How To Replace a Failed Drive in Hardware RAID

  • Assumptions before we begin:

    • You have hardware RAID (SmartArray, LSI, Adaptec, PERC, MegaRAID, etc.)
    • You have hot swap (every enterprise server is hot swap, but it is possible to configure without in some cases.)

    What we have here, while not naturally intrinsic to hardware RAID but as all manufacturers do this exclusively we get to make the connection, is called Blind Hot Swap. This makes our lives very easy. This how to applies to essentially all standard servers configured normally.

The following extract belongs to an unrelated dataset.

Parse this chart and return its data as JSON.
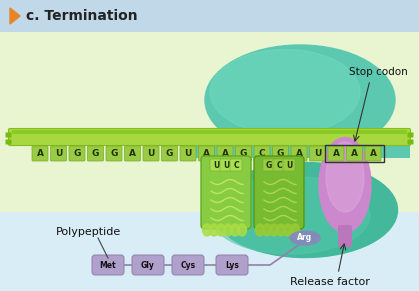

    Once a drive has failed this is what we do, and this is all that we do:

    1. Identify the failed drive, normal from a light indicator on the front of the drive slot
    2. Get replacement drive
    3. Remove the failed drive
    4. Insert the replacement drive into the same slot
    5. Wait for the lights to tell you that all is healthy

    At no point should we need access to the hypervisor or operating system, we need nothing except the replacement parts and access to the server itself. Often in large enterprises this process is performed by datacenter staff, not by systems administrators as this is purely a hardware task and requires no IT knowledge or interaction. The system identifies what is wrong and handles all of the repair on its own.

    Absolutely do not power down a system in a state with a failed drive. This puts undo stress on the RAID array and increases risk.

    A server that is repairing (resilvering) its array can be used as normal as it should operate as normal, only more slowly. However while under use the RAID array will not resilver at optimum speed. If you wish to speed the repair process you should reduce the workload of the RAID array as much as possible.

  • i have done this process for one server ya